- Also known as: The Impalas, The Four Jewels
- Origin: Washington, D.C., United States
- Genres: Pop, R&B
- Years active: 1961–1968, 1985
- Past members: Sandra Bears Grace Ruffin Margie Clarke (deceased) Carrie Mingo (1961–1963) Martha Harvin (1963–1968)

= The Jewels =

American girl group

The Jewels (initially The Impalas, later The Four Jewels) were an American girl group from Washington, D.C., United States.

==Overview==
The group began singing as The Impalas in 1961; its members had attended Roosevelt High School and sang in Trinity AME Zion Church. Early on the group began performing in Bo Diddley's basement, and Diddley recorded their debut single "I Need You So Much", which was released on Checker Records. The record never caught on, and in 1962 producer Bob Lee changed the group's name to The Four Jewels. The single "Loaded with Goodies" next appeared on Start Records, a local D.C. label, followed by Chess single "That's What They Put Erasers on Pencils For". They also sang backup vocals for member Grace Ruffin's cousin, Billy Stewart. Carrie Mingo left the group around 1963 and was replaced by Martha Harvin; at this time the group became simply The Jewels. The group went on to record for Dynamite Records, Federal, Tec Records, and King over the next few years.

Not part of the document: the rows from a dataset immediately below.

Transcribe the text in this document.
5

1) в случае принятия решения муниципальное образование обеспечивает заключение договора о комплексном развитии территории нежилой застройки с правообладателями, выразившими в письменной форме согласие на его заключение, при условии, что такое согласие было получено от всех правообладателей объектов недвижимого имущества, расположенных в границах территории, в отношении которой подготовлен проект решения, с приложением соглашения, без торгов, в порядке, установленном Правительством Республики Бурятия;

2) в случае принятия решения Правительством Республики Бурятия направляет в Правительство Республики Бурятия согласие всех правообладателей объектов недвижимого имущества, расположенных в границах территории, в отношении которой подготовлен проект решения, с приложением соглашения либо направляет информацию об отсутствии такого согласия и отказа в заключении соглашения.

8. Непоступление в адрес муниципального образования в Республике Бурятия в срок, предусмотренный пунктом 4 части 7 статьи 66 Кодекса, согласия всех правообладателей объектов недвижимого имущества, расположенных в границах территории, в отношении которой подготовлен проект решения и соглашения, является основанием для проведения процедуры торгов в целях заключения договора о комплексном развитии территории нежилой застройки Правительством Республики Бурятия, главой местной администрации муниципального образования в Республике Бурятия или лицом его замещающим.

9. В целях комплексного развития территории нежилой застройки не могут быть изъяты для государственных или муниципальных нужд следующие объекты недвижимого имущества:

In 1964 the group signed to Dimension Records and released the single "Opportunity". Late in 1964 the tune peaked at #64 on the US Billboard Hot 100 but climbed all the way to #2 on KRLA 1110. This was followed by the single "But I Do" b/w "Smokey Joe", which missed the national charts and marked the end of their association with Dimension. Beginning in 1965, the group toured across the U.S. as backing vocalists with James Brown. They intended to record at Motown Records when the tour stopped in Detroit, but the studios were closed the day they were in town. Brown produced two more singles for the group, but they did not sell, and the group disbanded in 1968.

Martha Harvin changed her stage name to Martha High and went on to tour with Brown for some thirty years, in addition to releasing a solo disco album in 1979. The original four members reunited in 1985 and released an album of their singles re-recorded, entitled Loaded with Goodies. On August 3, 2017, Sandra Bears came onstage for a cameo during a set by the Hall Monitors at Hill Country in Washington, D.C., singing "A Fool in Love" and "Opportunity."

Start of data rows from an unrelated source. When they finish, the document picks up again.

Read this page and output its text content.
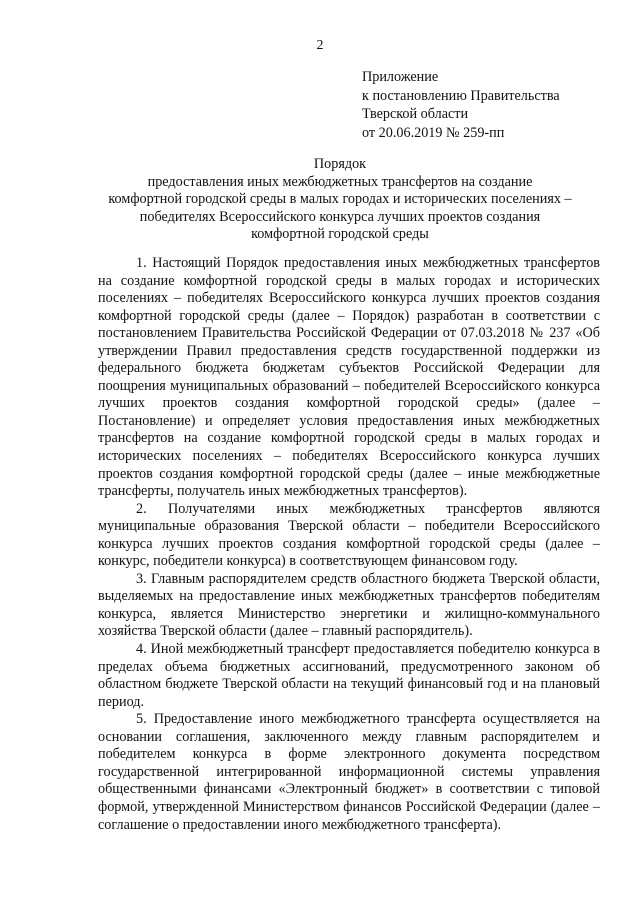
2
Приложение
к постановлению Правительства
Тверской области
от 20.06.2019 № 259-пп
Порядок
предоставления иных межбюджетных трансфертов на создание
комфортной городской среды в малых городах и исторических поселениях –
победителях Всероссийского конкурса лучших проектов создания
комфортной городской среды

1. Настоящий Порядок предоставления иных межбюджетных трансфертов на создание комфортной городской среды в малых городах и исторических поселениях – победителях Всероссийского конкурса лучших проектов создания комфортной городской среды (далее – Порядок) разработан в соответствии с постановлением Правительства Российской Федерации от 07.03.2018 № 237 «Об утверждении Правил предоставления средств государственной поддержки из федерального бюджета бюджетам субъектов Российской Федерации для поощрения муниципальных образований – победителей Всероссийского конкурса лучших проектов создания комфортной городской среды» (далее – Постановление) и определяет условия предоставления иных межбюджетных трансфертов на создание комфортной городской среды в малых городах и исторических поселениях – победителях Всероссийского конкурса лучших проектов создания комфортной городской среды (далее – иные межбюджетные трансферты, получатель иных межбюджетных трансфертов).

2. Получателями иных межбюджетных трансфертов являются муниципальные образования Тверской области – победители Всероссийского конкурса лучших проектов создания комфортной городской среды (далее – конкурс, победители конкурса) в соответствующем финансовом году.

3. Главным распорядителем средств областного бюджета Тверской области, выделяемых на предоставление иных межбюджетных трансфертов победителям конкурса, является Министерство энергетики и жилищно-коммунального хозяйства Тверской области (далее – главный распорядитель).

4. Иной межбюджетный трансферт предоставляется победителю конкурса в пределах объема бюджетных ассигнований, предусмотренного законом об областном бюджете Тверской области на текущий финансовый год и на плановый период.

5. Предоставление иного межбюджетного трансферта осуществляется на основании соглашения, заключенного между главным распорядителем и победителем конкурса в форме электронного документа посредством государственной интегрированной информационной системы управления общественными финансами «Электронный бюджет» в соответствии с типовой формой, утвержденной Министерством финансов Российской Федерации (далее – соглашение о предоставлении иного межбюджетного трансферта).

Clarke (born Marjorie Elizabeth Clarke on February 23, 1945) died on September 21, 2019, at age 74.

==Discography==
===Albums===
- Loaded with Goodies (BJM Records, 1985) (credited as the Four Jewels)

===Singles===

| No. | Title (A-side / B-side) | Label and no. | Year | Peak chart positions |  |
| US Hot 100 | US R&B |
| 1 | "Loaded with Goodies" b/w "Fire" (credited as the Four Jewels) | Start 638 | 1962 | — | — |
| 2 | "Loaded with Goodies" b/w "Dapper Dan" (credited as the Four Jewels) | Checker 1039 | 1963 | — | — |
| 3 | "Baby It's You" b/w "She’s Wrong for You Baby" (credited as the Four Jewels) | Tec 3007 | 1964 | — | — |
| 4 | "Time for Love" b/w "That's What They Put Erasers on Pencils For" | Checker 1069 | — | — |
| 5 | "Opportunity" b/w "Gotta Find a Way" | Dimension 1034 | 64 | 18 |
| 6 | "But I Do" b/w "Smokey Joe" | Dimension 1048 | 1965 | — | — |
| 7 | "Papa Left Mama Holding the Bag" b/w "This Is My Story" | Dynamite 2000 | — | — |
| 8 | "This Is My Story" b/w "My Song" | Federal 12541 | 1966 | — | — |
| 9 | "Lookie Lookie Lookie" b/w "Smokey Joe's" | King 6068 | 1967 | — | — |
| 10 | "Baby Don't You Know" b/w "Never Find a Love like Mine" (credited as the Brownettes) | King 6153 | 1968 | — | — |
"—" denotes releases that did not chart.